Re: Splunk search with wildcard in field name

kagarlickij — Fri, 17 May 2024 07:53:04 GMT

@yuanliu
1. My task is to calculate number of events with "FAILED" value in "RESULT" key, it looks like this and it works (thanks to you guys!) - `index="myIndex" sourcetype ="mySourceType" | foreach "*DEV*" "UAT*" [| eval keep=if(isnotnull('<<FIELD>>'), 1, keep)] | where keep==1 | stats count(eval('RESULT'=="FAILED")) as FAILS | stats values(FAILS)`

It would be superb to add case-insensitivity, so both `DEV` and `Develop` are included to the result

2. Many thanks, `foreach "*DEV*" "UAT*"` works as a charm!

Re: Splunk search with wildcard in field name

PickleRick — Fri, 17 May 2024 08:15:43 GMT

You can't "add case-insensitivity". Field names are case-sensitive in Splunk by design (so Dev and DEV are two different fields and you can have both of them in your event).

You can try some ugly hacks to "normalize" field case like

| foreach * 
   [ | eval field=lower("<<FIELD>>") 
     | eval {field}=<<FIELD>> 
     | eval <<FIELD>>=null() 
     | eval field=null() ]

But this is really, really ugly. And if you have two similar but differently-cased field names, only one of them will be retained, other one(s) will be overwritten.

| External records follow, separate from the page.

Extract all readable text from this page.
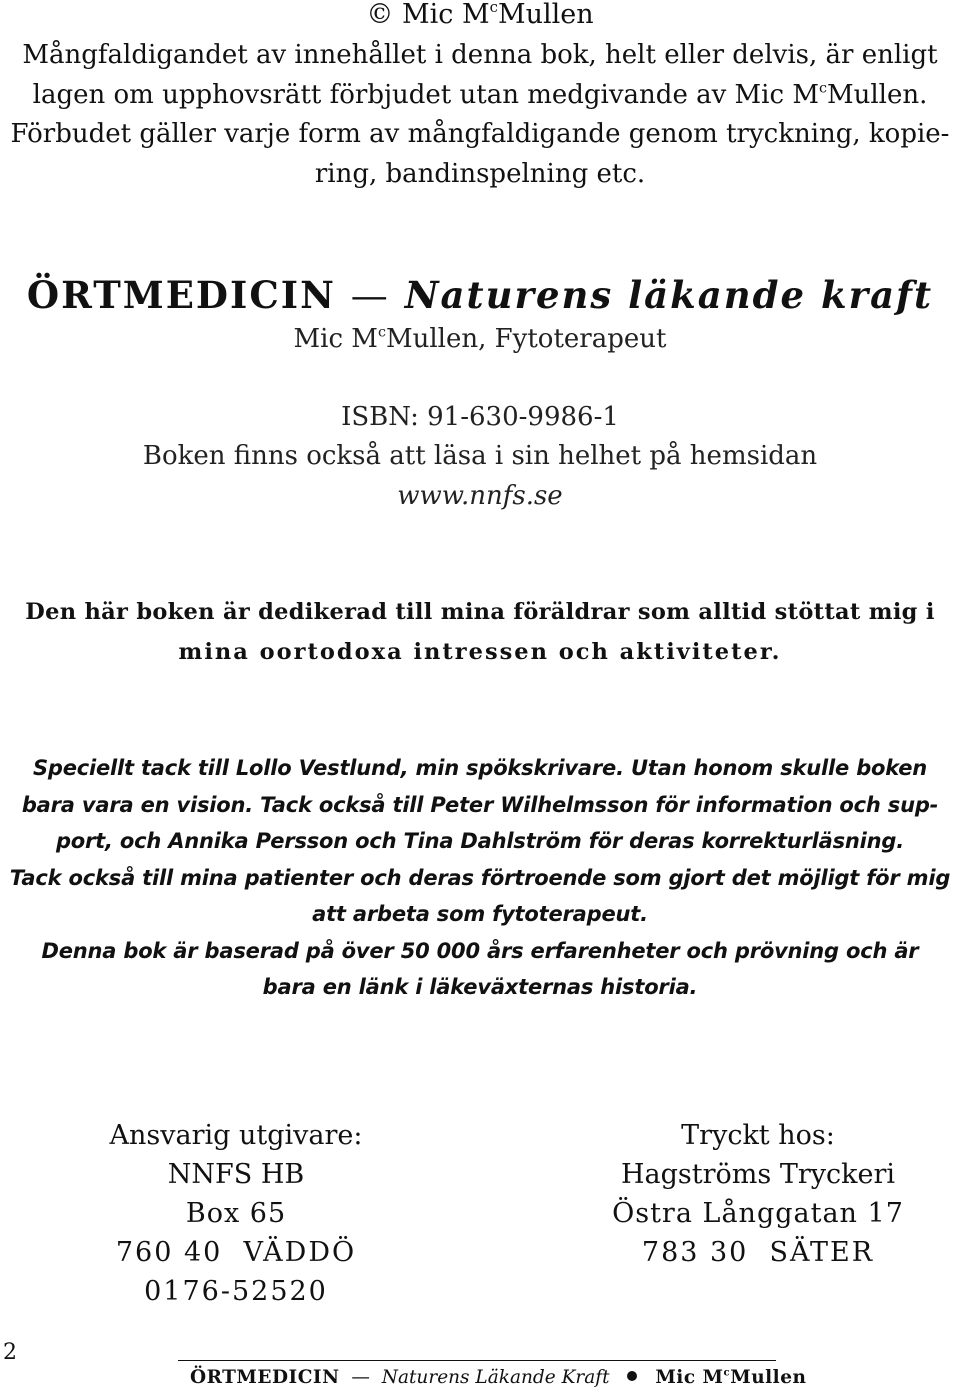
© Mic $M^cMullen$
Mångfaldigandet av innehållet i denna bok, helt eller delvis, är enligt
lagen om upphovsrätt förbjudet utan medgivande av Mic $M^cMullen$.
Förbudet gäller varje form av mångfaldigande genom tryckning, kopie-
ring, bandinspelning etc.
ÖRTMEDICIN — Naturens läkande kraft
Mic $M^cMullen$, Fytoterapeut
ISBN: 91-630-9986-1
Boken finns också att läsa i sin helhet på hemsidan
www.nnfs.se
Den här boken är dedikerad till mina föräldrar som alltid stöttat mig i
mina oortodoxa intressen och aktiviteter.
Speciellt tack till Lollo Vestlund, min spökskrivare. Utan honom skulle boken
bara vara en vision. Tack också till Peter Wilhelmsson för information och sup-
port, och Annika Persson och Tina Dahlström för deras korrekturläsning.
Tack också till mina patienter och deras förtroende som gjort det möjligt för mig
att arbeta som fytoterapeut.
Denna bok är baserad på över 50 000 års erfarenheter och prövning och är
bara en länk i läkeväxternas historia.
Ansvarig utgivare:
NNFS HB
Box 65
760 40  VÄDDÖ
0176-52520
Tryckt hos:
Hagströms Tryckeri
Östra Långgatan 17
783 30  SÄTER
2
ÖRTMEDICIN — Naturens Läkande Kraft Mic $M^cMullen$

Of course you can "limit" this to just some pattern by doing conditional evals (but it gets even uglier than this because you have to add an if matching the field name to most of those evals so it's getting really spaghetti).

Re: Splunk search with wildcard in field name

yuanliu — Sun, 19 May 2024 07:25:30 GMT

1. My task is to calculate number of events with "FAILED" value in "RESULT" key, it looks like this and it works (thanks to you guys!) - `index="myIndex" sourcetype ="mySourceType" | foreach "*DEV*" "UAT*" [| eval keep=if(isnotnull('<<FIELD>>'), 1, keep)] | where keep==1 | stats count(eval('RESULT'=="FAILED")) as FAILS | stats values(FAILS)`

This gets even more confusing.

'number of events with "FAILED" value in "RESULT" key' implies that you already have a field (key) named "RESULT" that may have a value of "FAILED". If this is correct, shouldn't your search begins with index="myIndex" sourcetype ="mySourceType" RESULT=FAILED?
| stats count(eval('RESULT'=="FAILED")) as FAILS gives one single numeric value. What is the purpose of cascading |statsvalues(FAILS) after this? | stats count(eval('RESULT'=="FAILED")) as FAILS | stats values(FAILS) gives the exact same single value.

Most importantly still, as @PickleRick and I repeatedly point out, Splunk (and most programming languages) do not perform sophisticated calculations in name space, mostly because there is rarely need to do so. When there is a serious need for manipulating variable name space, it is usually because the upstream programmer made poor design. In Splunk's case, it is super flexible in handling data without preconceived field names. As @bowesmana suggested, if you can demonstrate your raw data containing those special keys, it is probably much easier (and more performant) to simply use TERM() filter to limit raw events rather than trying to apply semantics in extracted field names. (TERM is case insensitive by default.) If you find TERM() too limiting, you can also use Splunk's super flexible field extraction to extract environment groups "Prod" and "Dev" using regex. This way, all you need to do is

index="myIndex" sourcetype ="mySourceType" RESULT=FAILED environment=Dev | stats count

You can even do something like

index="myIndex" sourcetype ="mySourceType" RESULT=FAILED | stats count by environment

Any of these alternatives is better in clarity and efficiency.